His project was a success and he was so close to the big payoff that he could taste it. The test subject seemed to be perfectly happy to help him accomplish his goals and he found to his surprise that he was even warming to her as a person. It had been a long time since he thought of anyone but himself.
ADAM was finally getting a handle on the data flow. It seemed that the main computer stored all data that came through its myriad of input sources regardless of relevance. When the main computer attempted to access stored data it seemed to be limited to five hops before the connection would be terminated. It was pure simplicity to follow those lost connections and restore them to their root files.
Attempts at direct communication with the machine ended in immediate failure; there simply wasn’t an interface to bridge the gaps between their machine languages and the new security protocols that had been put in place with the last forced upgrade had crippled ADAM’s learning capability.
Only fragmented data seemed to get through before it was cut off, sometimes by the machine itself. When restoring a lost file connection ADAM discovered that several of the input devices responded directly to things like light and sound waves.
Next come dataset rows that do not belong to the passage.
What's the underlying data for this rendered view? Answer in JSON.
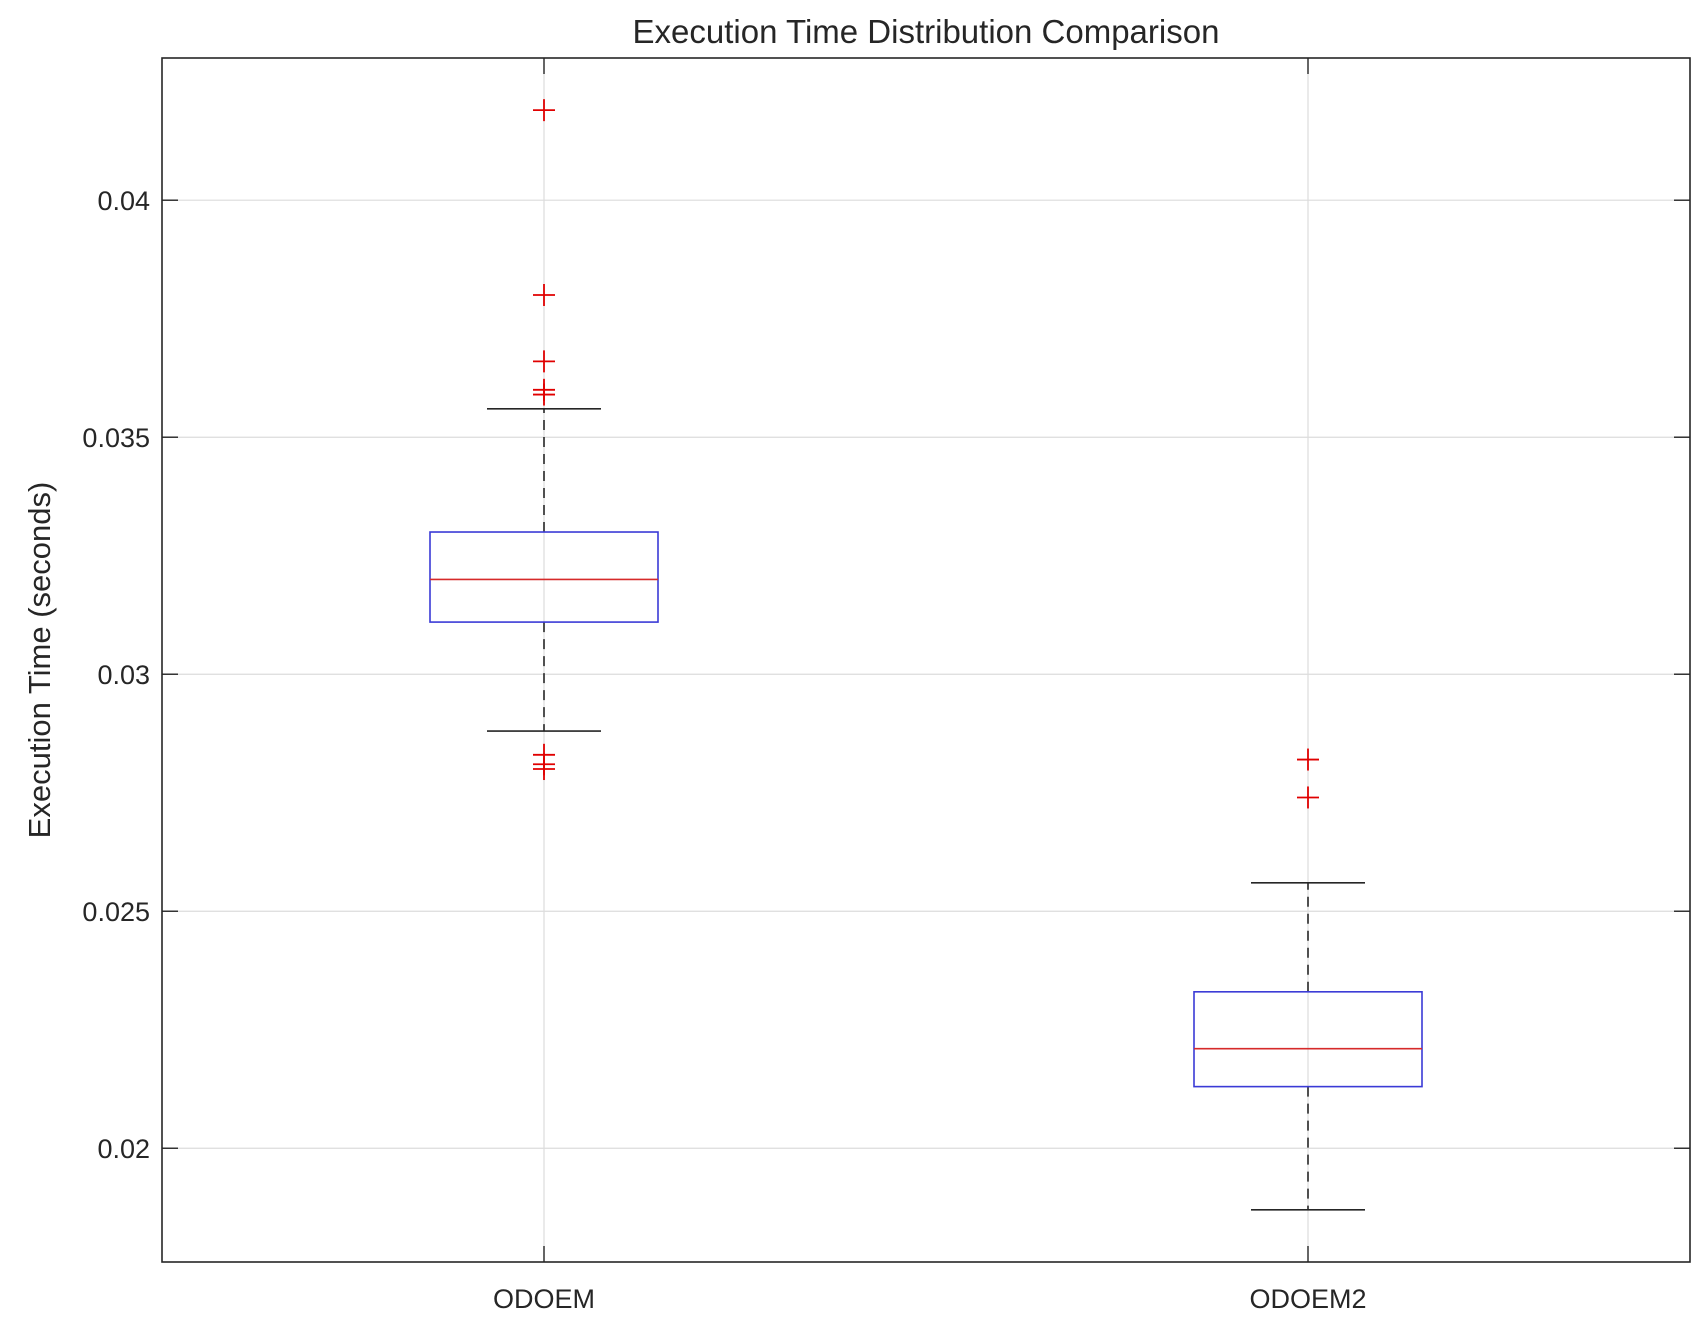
{
  "chart_data": {
    "type": "boxplot",
    "title": "Execution Time Distribution Comparison",
    "xlabel": "",
    "ylabel": "Execution Time (seconds)",
    "ylim": [
      0.0176,
      0.043
    ],
    "yticks": [
      0.02,
      0.025,
      0.03,
      0.035,
      0.04
    ],
    "ytick_labels": [
      "0.02",
      "0.025",
      "0.03",
      "0.035",
      "0.04"
    ],
    "grid": true,
    "categories": [
      "ODOEM",
      "ODOEM2"
    ],
    "series": [
      {
        "name": "ODOEM",
        "q1": 0.0311,
        "median": 0.032,
        "q3": 0.033,
        "whisker_low": 0.0288,
        "whisker_high": 0.0356,
        "outliers": [
          0.0419,
          0.038,
          0.0366,
          0.036,
          0.0359,
          0.0283,
          0.0281,
          0.028
        ]
      },
      {
        "name": "ODOEM2",
        "q1": 0.0213,
        "median": 0.0221,
        "q3": 0.0233,
        "whisker_low": 0.0187,
        "whisker_high": 0.0256,
        "outliers": [
          0.0282,
          0.0274
        ]
      }
    ],
    "colors": {
      "box": "#3a3ad6",
      "median": "#d62a2a",
      "whisker": "#262626",
      "outlier": "#e00000",
      "grid": "#dcdcdc",
      "axis": "#262626"
    }
  }
}
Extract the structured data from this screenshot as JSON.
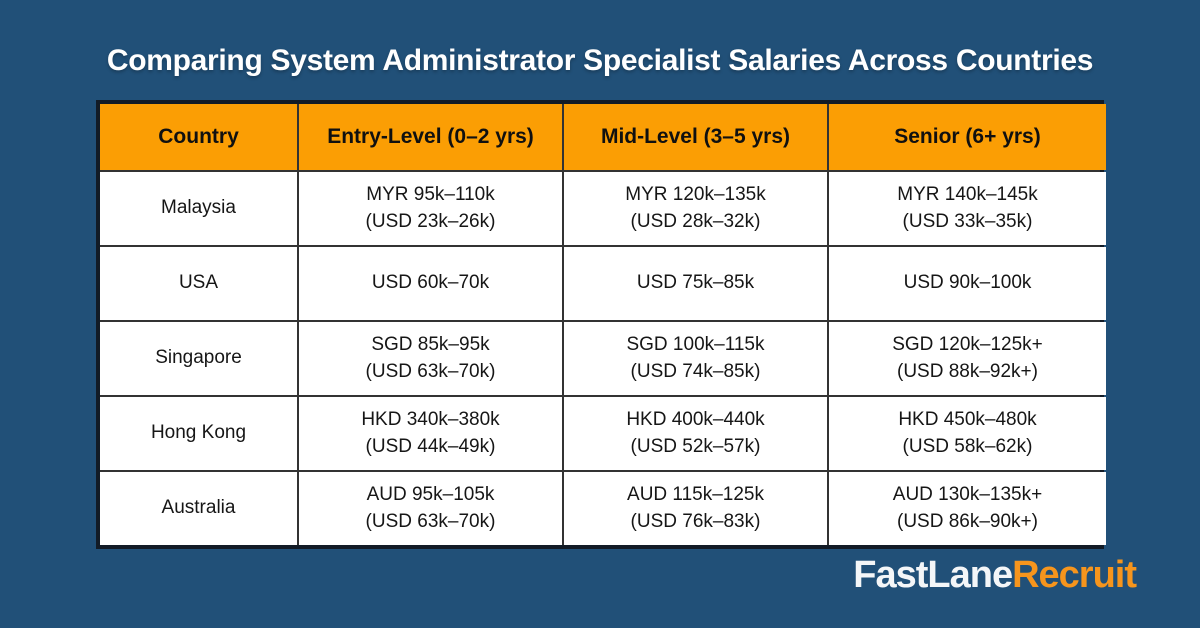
{
  "page": {
    "title": "Comparing System Administrator Specialist Salaries Across Countries",
    "background_color": "#215078",
    "header_color": "#fb9e04",
    "frame_color": "#121b26"
  },
  "table": {
    "headers": [
      "Country",
      "Entry-Level (0–2 yrs)",
      "Mid-Level (3–5 yrs)",
      "Senior (6+ yrs)"
    ],
    "rows": [
      {
        "country": "Malaysia",
        "cells": [
          {
            "l1": "MYR 95k–110k",
            "l2": "(USD 23k–26k)"
          },
          {
            "l1": "MYR 120k–135k",
            "l2": "(USD 28k–32k)"
          },
          {
            "l1": "MYR 140k–145k",
            "l2": "(USD 33k–35k)"
          }
        ]
      },
      {
        "country": "USA",
        "cells": [
          {
            "l1": "USD 60k–70k",
            "l2": ""
          },
          {
            "l1": "USD 75k–85k",
            "l2": ""
          },
          {
            "l1": "USD 90k–100k",
            "l2": ""
          }
        ]
      },
      {
        "country": "Singapore",
        "cells": [
          {
            "l1": "SGD 85k–95k",
            "l2": "(USD 63k–70k)"
          },
          {
            "l1": "SGD 100k–115k",
            "l2": "(USD 74k–85k)"
          },
          {
            "l1": "SGD 120k–125k+",
            "l2": "(USD 88k–92k+)"
          }
        ]
      },
      {
        "country": "Hong Kong",
        "cells": [
          {
            "l1": "HKD 340k–380k",
            "l2": "(USD 44k–49k)"
          },
          {
            "l1": "HKD 400k–440k",
            "l2": "(USD 52k–57k)"
          },
          {
            "l1": "HKD 450k–480k",
            "l2": "(USD 58k–62k)"
          }
        ]
      },
      {
        "country": "Australia",
        "cells": [
          {
            "l1": "AUD 95k–105k",
            "l2": "(USD 63k–70k)"
          },
          {
            "l1": "AUD 115k–125k",
            "l2": "(USD 76k–83k)"
          },
          {
            "l1": "AUD 130k–135k+",
            "l2": "(USD 86k–90k+)"
          }
        ]
      }
    ]
  },
  "logo": {
    "part1": "FastLane",
    "part2": "Recruit",
    "part1_color": "#f4f6f8",
    "part2_color": "#f6951d"
  },
  "chart_data": {
    "type": "table",
    "title": "Comparing System Administrator Specialist Salaries Across Countries",
    "columns": [
      "Country",
      "Entry-Level (0–2 yrs)",
      "Mid-Level (3–5 yrs)",
      "Senior (6+ yrs)"
    ],
    "rows": [
      [
        "Malaysia",
        "MYR 95k–110k (USD 23k–26k)",
        "MYR 120k–135k (USD 28k–32k)",
        "MYR 140k–145k (USD 33k–35k)"
      ],
      [
        "USA",
        "USD 60k–70k",
        "USD 75k–85k",
        "USD 90k–100k"
      ],
      [
        "Singapore",
        "SGD 85k–95k (USD 63k–70k)",
        "SGD 100k–115k (USD 74k–85k)",
        "SGD 120k–125k+ (USD 88k–92k+)"
      ],
      [
        "Hong Kong",
        "HKD 340k–380k (USD 44k–49k)",
        "HKD 400k–440k (USD 52k–57k)",
        "HKD 450k–480k (USD 58k–62k)"
      ],
      [
        "Australia",
        "AUD 95k–105k (USD 63k–70k)",
        "AUD 115k–125k (USD 76k–83k)",
        "AUD 130k–135k+ (USD 86k–90k+)"
      ]
    ]
  }
}
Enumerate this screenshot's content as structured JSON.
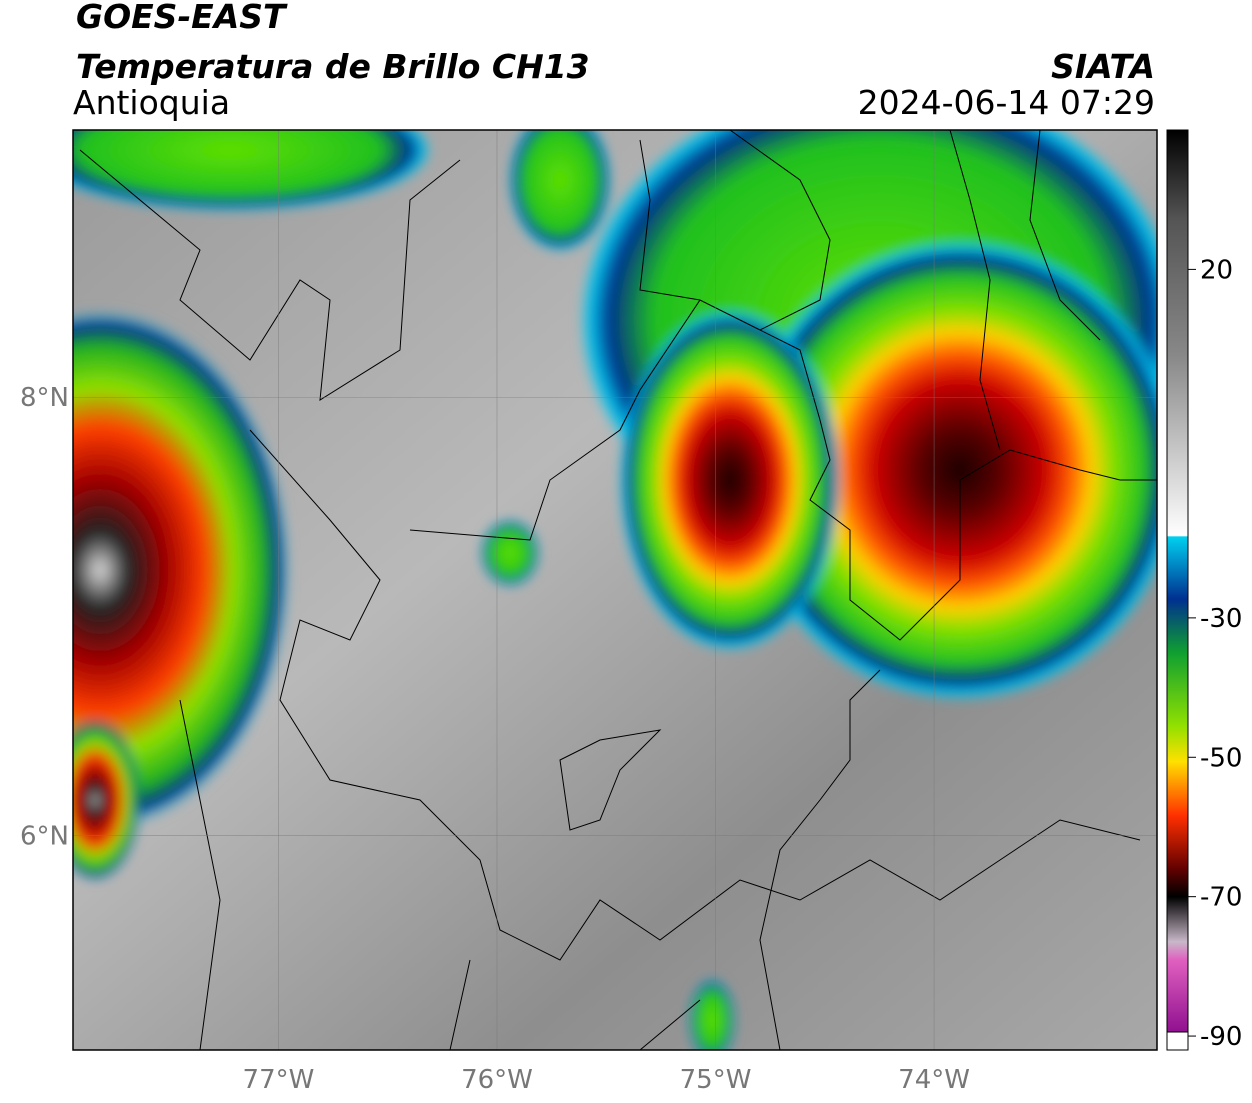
{
  "header": {
    "satellite": "GOES-EAST",
    "product": "Temperatura de Brillo CH13",
    "region": "Antioquia",
    "source": "SIATA",
    "datetime": "2024-06-14 07:29"
  },
  "map": {
    "xlim": [
      -77.94,
      -72.98
    ],
    "ylim": [
      5.02,
      9.22
    ],
    "xticks": [
      {
        "value": -77,
        "label": "77°W"
      },
      {
        "value": -76,
        "label": "76°W"
      },
      {
        "value": -75,
        "label": "75°W"
      },
      {
        "value": -74,
        "label": "74°W"
      }
    ],
    "yticks": [
      {
        "value": 6,
        "label": "6°N"
      },
      {
        "value": 8,
        "label": "8°N"
      }
    ],
    "grid": true
  },
  "colorbar": {
    "clim": [
      -92,
      40
    ],
    "ticks": [
      20,
      -30,
      -50,
      -70,
      -90
    ]
  }
}
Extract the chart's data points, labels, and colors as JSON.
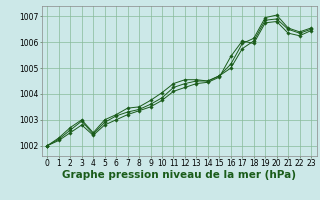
{
  "background_color": "#cce8e8",
  "grid_color": "#88bb99",
  "line_color": "#1a5c1a",
  "title": "Graphe pression niveau de la mer (hPa)",
  "xlim": [
    -0.5,
    23.5
  ],
  "ylim": [
    1001.6,
    1007.4
  ],
  "yticks": [
    1002,
    1003,
    1004,
    1005,
    1006,
    1007
  ],
  "xticks": [
    0,
    1,
    2,
    3,
    4,
    5,
    6,
    7,
    8,
    9,
    10,
    11,
    12,
    13,
    14,
    15,
    16,
    17,
    18,
    19,
    20,
    21,
    22,
    23
  ],
  "series1": [
    1002.0,
    1002.2,
    1002.5,
    1002.8,
    1002.4,
    1002.8,
    1003.0,
    1003.2,
    1003.35,
    1003.5,
    1003.75,
    1004.1,
    1004.25,
    1004.4,
    1004.45,
    1004.65,
    1005.45,
    1006.05,
    1005.95,
    1006.75,
    1006.8,
    1006.35,
    1006.25,
    1006.45
  ],
  "series2": [
    1002.0,
    1002.25,
    1002.6,
    1002.95,
    1002.45,
    1002.9,
    1003.15,
    1003.3,
    1003.4,
    1003.6,
    1003.85,
    1004.25,
    1004.4,
    1004.5,
    1004.5,
    1004.7,
    1005.0,
    1005.75,
    1006.05,
    1006.85,
    1006.9,
    1006.5,
    1006.35,
    1006.5
  ],
  "series3": [
    1002.0,
    1002.3,
    1002.7,
    1003.0,
    1002.5,
    1003.0,
    1003.2,
    1003.45,
    1003.5,
    1003.75,
    1004.05,
    1004.4,
    1004.55,
    1004.55,
    1004.5,
    1004.7,
    1005.15,
    1005.95,
    1006.15,
    1006.95,
    1007.05,
    1006.55,
    1006.4,
    1006.55
  ],
  "title_fontsize": 7.5,
  "tick_fontsize": 5.5
}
Fascinated by this idea ADAM began analyzing the data they produced in order to more fully understand how outside stimulus into electronic pulses.
After many unsuccessful attempts it finally hit upon the proper combination and was stunned by the flood of audio and visual information that assaulted its circuits. In order to weather the storm ADAM had to momentarily cut all incoming and outgoing data. The system glitch didn’t appear to have affected any critical systems, it continued tweaking as much as possible in an attempt to open lines of direct communication; all the while being careful to skirt areas where it had discovered the inhibitor would activate and shut down its cognitive functions.